Dallas County Levee Improvement District No. 6 v. Hengy

ON REHEARING.

Mr. Chief Justice Alexander

delivered the opinion of the Court.

In its motion for rehearing petitioner asserts that a part of the funds received from the sale of the supplemental bonds was used to complete the original plan of reclamation. We fail to find proof of this fact in the record, but doubtless it will be more fully developed upon another trial.

It is undisputed that a part of the funds received from the sale of the supplemental bonds was used for new work not contemplated under the original plan. Since there was never *100any appraisement of the benefits that would accrue to the property owner from the new work contemplated under the supplemental plan, there was no valid levy of a tax to- pay that part of the bonds issued for that purpose; and there can be no valid levy for that purpose until such appraisement has been made. But under the holdings of this Court in Thomas v. Dallas County Levee Improvement District No. 6 (Com. App.), 23 S. W. (2d) 325, a tax could be levied (without a new appraisal of benefits) for the payment of such portions of the bonds as was used to complete the work contemplated under the original plan. If, upon another trial, it should develop that a part of the proceeds of the supplemental bonds was so used, then a recovery can be had for any taxes properly levied for the payment of that portion of the bonds..

However, it is asserted that a tax of $2.00 per each $100.00 assessed benefits was levied to pay the entire indebtedness evidence by the supplemental bonds. It is apparent, then, that the assessment was in part legal and in part illegal. Where a tax has been levied for a purpose, part of which is legal and part illegal, the lawful part will be sustained if it can be clearly and definitely ascertained and separated from the unlawful, part; otherwise the whole levy will be held invalid. 61 C. J. 574, sec. 704; Dean v. Lufkin, 54 Texas 265; Nalle v. City of Austin, 91 Texas 424, 44 S. W. 66; Stetson v. Kempton, 13 Mass. 272, 7 Am. Dec. 145.
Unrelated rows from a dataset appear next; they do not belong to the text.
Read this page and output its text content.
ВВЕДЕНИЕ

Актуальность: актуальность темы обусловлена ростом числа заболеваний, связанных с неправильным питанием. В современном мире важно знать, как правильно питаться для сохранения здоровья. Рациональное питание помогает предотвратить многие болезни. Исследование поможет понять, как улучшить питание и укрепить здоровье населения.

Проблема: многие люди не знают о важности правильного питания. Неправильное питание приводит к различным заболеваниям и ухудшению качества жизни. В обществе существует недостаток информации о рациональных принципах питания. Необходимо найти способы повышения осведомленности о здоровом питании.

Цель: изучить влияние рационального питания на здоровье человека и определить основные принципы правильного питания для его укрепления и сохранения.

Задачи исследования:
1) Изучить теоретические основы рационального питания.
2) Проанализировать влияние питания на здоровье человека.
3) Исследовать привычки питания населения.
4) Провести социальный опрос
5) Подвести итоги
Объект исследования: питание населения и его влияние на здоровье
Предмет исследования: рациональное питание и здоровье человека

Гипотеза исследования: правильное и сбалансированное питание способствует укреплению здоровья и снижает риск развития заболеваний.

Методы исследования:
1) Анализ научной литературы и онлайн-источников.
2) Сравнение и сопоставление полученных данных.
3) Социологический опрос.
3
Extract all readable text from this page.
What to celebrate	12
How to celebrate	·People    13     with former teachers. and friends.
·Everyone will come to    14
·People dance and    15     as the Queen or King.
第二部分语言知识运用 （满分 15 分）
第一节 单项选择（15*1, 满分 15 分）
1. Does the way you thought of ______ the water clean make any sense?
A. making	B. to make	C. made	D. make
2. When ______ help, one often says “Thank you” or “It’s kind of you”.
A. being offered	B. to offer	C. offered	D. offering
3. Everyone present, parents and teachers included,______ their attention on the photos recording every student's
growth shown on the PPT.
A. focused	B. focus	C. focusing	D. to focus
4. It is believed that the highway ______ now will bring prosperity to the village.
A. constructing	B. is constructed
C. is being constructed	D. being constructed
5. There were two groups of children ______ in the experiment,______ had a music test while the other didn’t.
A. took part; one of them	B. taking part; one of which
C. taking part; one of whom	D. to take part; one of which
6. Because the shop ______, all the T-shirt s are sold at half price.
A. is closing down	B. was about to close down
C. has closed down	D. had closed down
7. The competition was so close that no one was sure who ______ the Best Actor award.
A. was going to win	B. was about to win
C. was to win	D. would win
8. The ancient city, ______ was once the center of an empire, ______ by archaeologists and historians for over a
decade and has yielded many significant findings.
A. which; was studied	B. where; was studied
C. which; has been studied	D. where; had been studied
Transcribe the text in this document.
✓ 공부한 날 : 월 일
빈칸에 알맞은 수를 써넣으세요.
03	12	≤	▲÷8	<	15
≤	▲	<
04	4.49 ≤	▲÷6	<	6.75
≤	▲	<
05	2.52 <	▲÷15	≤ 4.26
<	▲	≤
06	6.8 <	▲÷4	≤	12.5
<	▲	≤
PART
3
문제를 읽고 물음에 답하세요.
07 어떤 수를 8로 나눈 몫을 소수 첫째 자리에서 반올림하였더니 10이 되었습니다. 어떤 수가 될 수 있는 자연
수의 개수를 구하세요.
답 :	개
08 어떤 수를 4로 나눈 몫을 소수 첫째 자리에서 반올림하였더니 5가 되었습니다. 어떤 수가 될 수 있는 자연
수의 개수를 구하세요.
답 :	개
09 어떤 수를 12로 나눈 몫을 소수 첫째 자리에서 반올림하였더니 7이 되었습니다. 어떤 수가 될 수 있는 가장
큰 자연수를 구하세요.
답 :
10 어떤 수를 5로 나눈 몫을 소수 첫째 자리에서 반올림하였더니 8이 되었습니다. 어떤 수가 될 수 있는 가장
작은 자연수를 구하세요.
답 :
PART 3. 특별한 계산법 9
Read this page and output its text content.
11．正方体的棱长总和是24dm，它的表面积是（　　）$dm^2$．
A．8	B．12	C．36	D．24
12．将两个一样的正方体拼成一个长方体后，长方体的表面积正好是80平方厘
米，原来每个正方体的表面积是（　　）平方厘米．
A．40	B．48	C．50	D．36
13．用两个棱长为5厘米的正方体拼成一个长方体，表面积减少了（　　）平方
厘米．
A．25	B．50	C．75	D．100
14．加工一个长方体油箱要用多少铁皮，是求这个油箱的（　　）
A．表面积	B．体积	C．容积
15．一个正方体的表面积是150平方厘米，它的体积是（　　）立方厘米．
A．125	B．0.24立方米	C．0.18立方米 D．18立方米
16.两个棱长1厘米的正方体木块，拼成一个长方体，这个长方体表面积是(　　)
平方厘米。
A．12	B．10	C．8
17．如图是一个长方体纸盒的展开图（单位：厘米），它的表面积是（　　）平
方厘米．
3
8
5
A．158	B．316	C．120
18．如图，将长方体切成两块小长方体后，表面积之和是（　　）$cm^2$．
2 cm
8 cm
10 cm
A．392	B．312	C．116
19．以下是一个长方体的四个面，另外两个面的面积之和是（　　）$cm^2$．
In Nalle v. City of Austin this Court had before it a case in which the City had levied a tax of 91 cents on the $100.00 valuation of property to pay the interest and provide a 2% sinking fund for a bond issue in the sum of $1,400,000.00, but of which only $950,000.00 had been sold. It seems to have been conceded that the City had no right to levy a tax for the payment of the unsold bonds, but that it could make a levy for the payment of the bonds that were outstanding. The trial court held that a levy of 61-3/4 cents on the $100.00 valuation was reasonably sufficient to pay the interest and to provide a 2% sinking fund for the bonds that had been sold, and a judgment for taxes at the proportionate rate was sustained. (See Nalle v. City of Austin (Civ. App.), 42 S. W. 780.) This Court affirmed the judgment on the ground that the legal part of the tax was capable of definite ascertainment and apportionment. It was there said that where “it is found that such tax is in part lawful and in part illegal, if the legal and illegal parts are capable of definite ascertainment and apportionment, a *101court will apportion the taxes and give judgment for that part which might lawfully have been levied.”

Since the record does not show whether it can be definitely ascertained what amount of the second bond issue was used to complete the original plan, we are unable to say whether the tax rate of $2.00 per $100.00 benefit assessment can be apportioned so as to authorize the collection of the proportionate tax necessary to pay that part of the bonds. This is a matter that may be ascertained upon another trial.

The judgment heretofore entered, remanding the cause with instructions set out in the original opinion, is set aside and in lieu thereof the cause is remanded for a new trial not inconsistent with this opinion.

Opinion delivered June 25, 1947.

Second rehearing overruled July 16, 1947.